CLEVELAND: Jon Harris and his father, Darryl, were shooting baskets on one of three courts separated by nets at Twinsburg Fitness Center, when an air ball signaled a dramatic change in the family’s life.
Jon played basketball for Twinsburg High School. Darryl, a Cleveland Heights pastor, remained proud of the skills he retained from his baseball days at Florida State and the University of Cincinnati.
The camaraderie of their workout was broken when Darryl went up to shoot and threw the ball out of the court.
“I’m looking like, ‘Did you do that on purpose?’ ” Jon said. “He said, ‘No, something’s really wrong.’ ”
Darryl remembered, “My arm just wasn’t … I was struggling. I’m not used to struggling. I thought it was just age.”
It wasn’t age. It was multiple sclerosis.
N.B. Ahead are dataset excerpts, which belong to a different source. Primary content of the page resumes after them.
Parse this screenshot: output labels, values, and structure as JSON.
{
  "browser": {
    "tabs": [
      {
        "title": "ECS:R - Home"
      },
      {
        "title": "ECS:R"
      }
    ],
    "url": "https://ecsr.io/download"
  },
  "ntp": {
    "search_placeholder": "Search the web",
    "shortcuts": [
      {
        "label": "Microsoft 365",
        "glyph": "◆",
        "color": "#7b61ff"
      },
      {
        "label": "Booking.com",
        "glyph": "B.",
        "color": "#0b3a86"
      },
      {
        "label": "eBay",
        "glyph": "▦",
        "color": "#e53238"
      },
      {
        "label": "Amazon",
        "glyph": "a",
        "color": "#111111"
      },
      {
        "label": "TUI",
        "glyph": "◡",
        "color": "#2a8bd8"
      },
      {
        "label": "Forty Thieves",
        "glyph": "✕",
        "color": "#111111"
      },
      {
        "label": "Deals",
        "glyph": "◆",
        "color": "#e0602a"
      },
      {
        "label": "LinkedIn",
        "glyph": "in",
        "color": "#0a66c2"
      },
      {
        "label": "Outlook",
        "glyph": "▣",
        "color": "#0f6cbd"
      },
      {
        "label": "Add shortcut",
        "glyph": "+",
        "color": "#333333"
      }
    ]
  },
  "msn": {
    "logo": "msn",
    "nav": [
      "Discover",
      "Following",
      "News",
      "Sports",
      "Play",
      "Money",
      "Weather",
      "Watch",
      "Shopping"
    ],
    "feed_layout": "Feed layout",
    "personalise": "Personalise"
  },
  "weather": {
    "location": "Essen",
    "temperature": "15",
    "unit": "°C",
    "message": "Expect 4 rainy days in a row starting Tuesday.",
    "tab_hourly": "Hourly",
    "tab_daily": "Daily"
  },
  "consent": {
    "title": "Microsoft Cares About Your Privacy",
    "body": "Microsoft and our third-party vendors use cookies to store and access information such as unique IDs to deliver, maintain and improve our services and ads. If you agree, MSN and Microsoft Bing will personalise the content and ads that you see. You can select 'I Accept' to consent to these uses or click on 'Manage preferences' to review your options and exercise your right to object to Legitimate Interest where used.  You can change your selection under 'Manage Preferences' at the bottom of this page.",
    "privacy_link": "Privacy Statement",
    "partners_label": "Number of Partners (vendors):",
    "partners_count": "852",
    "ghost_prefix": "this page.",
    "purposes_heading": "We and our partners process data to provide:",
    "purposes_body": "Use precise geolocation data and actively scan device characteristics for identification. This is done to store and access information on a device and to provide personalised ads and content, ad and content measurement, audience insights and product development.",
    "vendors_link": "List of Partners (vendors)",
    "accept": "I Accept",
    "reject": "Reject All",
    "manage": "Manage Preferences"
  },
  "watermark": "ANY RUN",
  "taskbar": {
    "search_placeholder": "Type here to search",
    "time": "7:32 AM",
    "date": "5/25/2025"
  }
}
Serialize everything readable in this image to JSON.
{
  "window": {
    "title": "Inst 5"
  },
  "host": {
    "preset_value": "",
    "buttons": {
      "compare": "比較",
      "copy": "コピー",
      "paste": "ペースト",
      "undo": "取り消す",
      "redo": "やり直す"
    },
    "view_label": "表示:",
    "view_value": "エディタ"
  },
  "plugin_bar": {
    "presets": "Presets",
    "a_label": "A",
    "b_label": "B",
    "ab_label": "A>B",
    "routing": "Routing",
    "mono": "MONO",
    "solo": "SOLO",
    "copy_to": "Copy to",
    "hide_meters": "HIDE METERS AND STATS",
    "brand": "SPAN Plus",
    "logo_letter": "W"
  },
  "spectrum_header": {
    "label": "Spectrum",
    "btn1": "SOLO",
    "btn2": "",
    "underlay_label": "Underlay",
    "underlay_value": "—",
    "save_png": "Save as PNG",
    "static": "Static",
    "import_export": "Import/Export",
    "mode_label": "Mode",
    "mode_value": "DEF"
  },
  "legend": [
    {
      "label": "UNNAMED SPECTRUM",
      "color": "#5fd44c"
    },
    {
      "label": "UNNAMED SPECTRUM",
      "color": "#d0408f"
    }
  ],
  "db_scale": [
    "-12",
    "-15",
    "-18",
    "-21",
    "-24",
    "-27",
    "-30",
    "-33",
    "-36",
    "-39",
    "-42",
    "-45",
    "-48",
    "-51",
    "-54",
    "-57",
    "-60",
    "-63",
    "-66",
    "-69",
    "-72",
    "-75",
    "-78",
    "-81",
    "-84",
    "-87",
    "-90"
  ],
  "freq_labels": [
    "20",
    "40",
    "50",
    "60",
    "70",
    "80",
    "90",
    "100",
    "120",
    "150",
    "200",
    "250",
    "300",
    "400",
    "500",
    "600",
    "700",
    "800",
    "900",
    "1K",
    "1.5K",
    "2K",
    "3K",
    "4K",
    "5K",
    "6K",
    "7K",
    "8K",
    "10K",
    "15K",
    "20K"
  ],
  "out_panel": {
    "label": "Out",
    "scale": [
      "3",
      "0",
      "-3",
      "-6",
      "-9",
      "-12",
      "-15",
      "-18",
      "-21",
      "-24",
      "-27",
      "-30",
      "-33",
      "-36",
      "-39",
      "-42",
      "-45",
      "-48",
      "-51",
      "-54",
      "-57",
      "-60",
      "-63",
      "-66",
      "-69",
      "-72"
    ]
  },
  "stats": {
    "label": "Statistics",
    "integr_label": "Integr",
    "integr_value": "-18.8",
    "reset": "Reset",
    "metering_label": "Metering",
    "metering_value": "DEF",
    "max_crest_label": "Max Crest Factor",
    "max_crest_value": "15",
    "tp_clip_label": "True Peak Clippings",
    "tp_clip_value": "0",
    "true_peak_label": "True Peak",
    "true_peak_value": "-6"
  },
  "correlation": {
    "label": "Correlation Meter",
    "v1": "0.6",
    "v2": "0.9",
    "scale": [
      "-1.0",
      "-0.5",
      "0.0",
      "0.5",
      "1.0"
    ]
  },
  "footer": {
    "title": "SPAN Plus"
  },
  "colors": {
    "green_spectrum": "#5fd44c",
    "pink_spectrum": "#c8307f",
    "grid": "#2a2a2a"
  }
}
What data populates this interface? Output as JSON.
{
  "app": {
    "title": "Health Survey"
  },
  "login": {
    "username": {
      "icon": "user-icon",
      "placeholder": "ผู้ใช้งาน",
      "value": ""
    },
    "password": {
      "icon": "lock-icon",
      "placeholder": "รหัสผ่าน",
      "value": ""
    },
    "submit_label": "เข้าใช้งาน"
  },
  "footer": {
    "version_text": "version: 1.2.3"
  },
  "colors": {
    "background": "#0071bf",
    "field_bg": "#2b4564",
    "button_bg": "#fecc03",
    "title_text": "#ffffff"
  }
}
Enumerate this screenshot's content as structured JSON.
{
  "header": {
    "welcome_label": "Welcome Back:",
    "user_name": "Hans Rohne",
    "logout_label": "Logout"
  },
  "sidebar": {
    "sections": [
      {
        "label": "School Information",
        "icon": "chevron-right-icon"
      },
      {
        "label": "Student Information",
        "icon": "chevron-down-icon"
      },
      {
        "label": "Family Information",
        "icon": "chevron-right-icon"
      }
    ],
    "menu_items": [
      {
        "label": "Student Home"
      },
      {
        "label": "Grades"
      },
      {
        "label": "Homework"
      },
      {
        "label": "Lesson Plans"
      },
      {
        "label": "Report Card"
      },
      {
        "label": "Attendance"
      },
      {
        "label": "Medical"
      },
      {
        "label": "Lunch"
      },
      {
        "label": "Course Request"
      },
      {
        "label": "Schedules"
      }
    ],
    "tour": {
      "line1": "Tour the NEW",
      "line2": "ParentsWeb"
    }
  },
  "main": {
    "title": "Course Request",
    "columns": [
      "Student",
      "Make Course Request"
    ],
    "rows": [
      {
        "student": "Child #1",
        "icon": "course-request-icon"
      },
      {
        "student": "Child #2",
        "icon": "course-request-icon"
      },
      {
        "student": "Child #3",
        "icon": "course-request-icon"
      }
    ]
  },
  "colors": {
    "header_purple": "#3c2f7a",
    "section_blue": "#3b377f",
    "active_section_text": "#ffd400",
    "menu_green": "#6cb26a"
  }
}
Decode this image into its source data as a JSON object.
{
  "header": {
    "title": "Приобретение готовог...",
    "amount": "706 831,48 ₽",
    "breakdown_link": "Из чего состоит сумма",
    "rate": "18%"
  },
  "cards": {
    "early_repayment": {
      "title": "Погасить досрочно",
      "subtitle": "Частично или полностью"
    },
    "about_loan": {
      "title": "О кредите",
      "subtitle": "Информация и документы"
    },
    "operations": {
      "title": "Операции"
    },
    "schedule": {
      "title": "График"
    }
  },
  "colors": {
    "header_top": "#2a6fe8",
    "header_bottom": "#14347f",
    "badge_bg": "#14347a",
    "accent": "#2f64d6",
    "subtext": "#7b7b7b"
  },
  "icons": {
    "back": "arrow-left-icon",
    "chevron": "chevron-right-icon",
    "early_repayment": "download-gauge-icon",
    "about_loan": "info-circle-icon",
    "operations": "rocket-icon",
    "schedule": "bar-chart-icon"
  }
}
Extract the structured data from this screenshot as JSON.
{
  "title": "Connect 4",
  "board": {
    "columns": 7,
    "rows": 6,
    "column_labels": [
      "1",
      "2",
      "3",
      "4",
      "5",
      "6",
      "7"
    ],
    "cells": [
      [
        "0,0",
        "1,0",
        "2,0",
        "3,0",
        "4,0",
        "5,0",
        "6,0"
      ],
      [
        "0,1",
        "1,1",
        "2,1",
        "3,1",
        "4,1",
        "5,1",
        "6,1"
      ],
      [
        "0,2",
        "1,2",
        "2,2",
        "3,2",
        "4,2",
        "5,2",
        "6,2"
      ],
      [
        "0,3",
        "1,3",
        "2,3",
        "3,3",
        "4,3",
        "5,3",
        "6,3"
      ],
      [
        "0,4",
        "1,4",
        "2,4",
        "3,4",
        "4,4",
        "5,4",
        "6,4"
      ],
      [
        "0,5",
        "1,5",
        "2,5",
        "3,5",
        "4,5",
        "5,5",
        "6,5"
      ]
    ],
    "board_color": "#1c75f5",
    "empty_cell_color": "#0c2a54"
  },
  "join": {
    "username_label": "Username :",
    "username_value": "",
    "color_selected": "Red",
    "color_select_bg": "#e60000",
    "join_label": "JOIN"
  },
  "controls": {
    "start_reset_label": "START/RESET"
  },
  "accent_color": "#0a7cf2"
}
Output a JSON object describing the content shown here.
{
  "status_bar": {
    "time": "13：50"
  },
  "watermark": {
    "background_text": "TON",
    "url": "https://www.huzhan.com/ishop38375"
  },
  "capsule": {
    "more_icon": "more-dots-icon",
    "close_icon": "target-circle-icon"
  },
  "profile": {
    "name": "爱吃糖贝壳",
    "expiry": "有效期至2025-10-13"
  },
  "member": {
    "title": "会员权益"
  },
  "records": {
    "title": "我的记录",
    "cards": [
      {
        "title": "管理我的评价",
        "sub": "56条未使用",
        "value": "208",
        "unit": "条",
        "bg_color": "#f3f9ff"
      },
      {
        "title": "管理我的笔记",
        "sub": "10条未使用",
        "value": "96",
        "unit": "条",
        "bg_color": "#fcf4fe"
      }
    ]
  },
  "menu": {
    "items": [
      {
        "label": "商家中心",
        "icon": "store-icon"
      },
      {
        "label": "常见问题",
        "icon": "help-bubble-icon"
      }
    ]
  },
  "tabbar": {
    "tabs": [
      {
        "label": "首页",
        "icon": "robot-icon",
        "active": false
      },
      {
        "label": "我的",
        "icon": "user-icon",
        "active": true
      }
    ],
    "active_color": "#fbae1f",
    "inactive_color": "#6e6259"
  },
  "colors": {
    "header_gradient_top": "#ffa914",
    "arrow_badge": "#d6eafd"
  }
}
When Darryl, 56, was diagnosed with the chronic disease that attacks the central nervous system in November 2007, he lost all movement on his right side. He’s since regained use of his right arm, but now must use a walker or wheelchair because of peripheral neuropathy in his legs and feet, a condition he shares with TV talk show host Montel Williams.
“It’s very painful, it’s like walking on tacks,” Darryl said. Jon said his father not only needs special shoes, but hasn’t been able to wear socks for probably five years.
When Jon was in high school he hardly noticed his dad’s issues, although he sometimes used a cane. Darryl’s brother Ron Harris drove Jon to AAU tournaments and that exposure — and Jon’s 6½-inch growth spurt going into his sophomore year — led to a scholarship at Miami University.
Last March, when the RedHawks reached the second round of the Mid-American Conference Tournament at Quicken Loans Arena, Jon’s mother, Tanya, told him that his father’s MS had progressed. His mobility was deteriorating, and she could no longer care for him alone.
“That kind of hit me like, ‘Wow, maybe I need to be closer to help out,’ ” Jon said. “Not just for him, but because of my mom, it was a lot of stress on her.”
Help from Miami coach
Miami coach John Cooper, who succeeded the late Charlie Coles after the 2012 season, told Jon to apply for an NCAA hardship waiver so he could transfer without sitting out a year, even though Cooper didn’t know where Jon would end up.
Darryl thought obtaining the waiver would be a “slam dunk,” as he said is usually the case with MS, but Tanya expected a long process. She said the compliance department at Cleveland State did a “tremendous job,” quickly informing them when the NCAA demanded another piece of documentation.
“I’m thankful [the NCAA] listened to my story and they understood the circumstances,” Jon said.
It was Cooper who called Cleveland State coach Gary Waters, who miraculously had a scholarship available after a player transferred.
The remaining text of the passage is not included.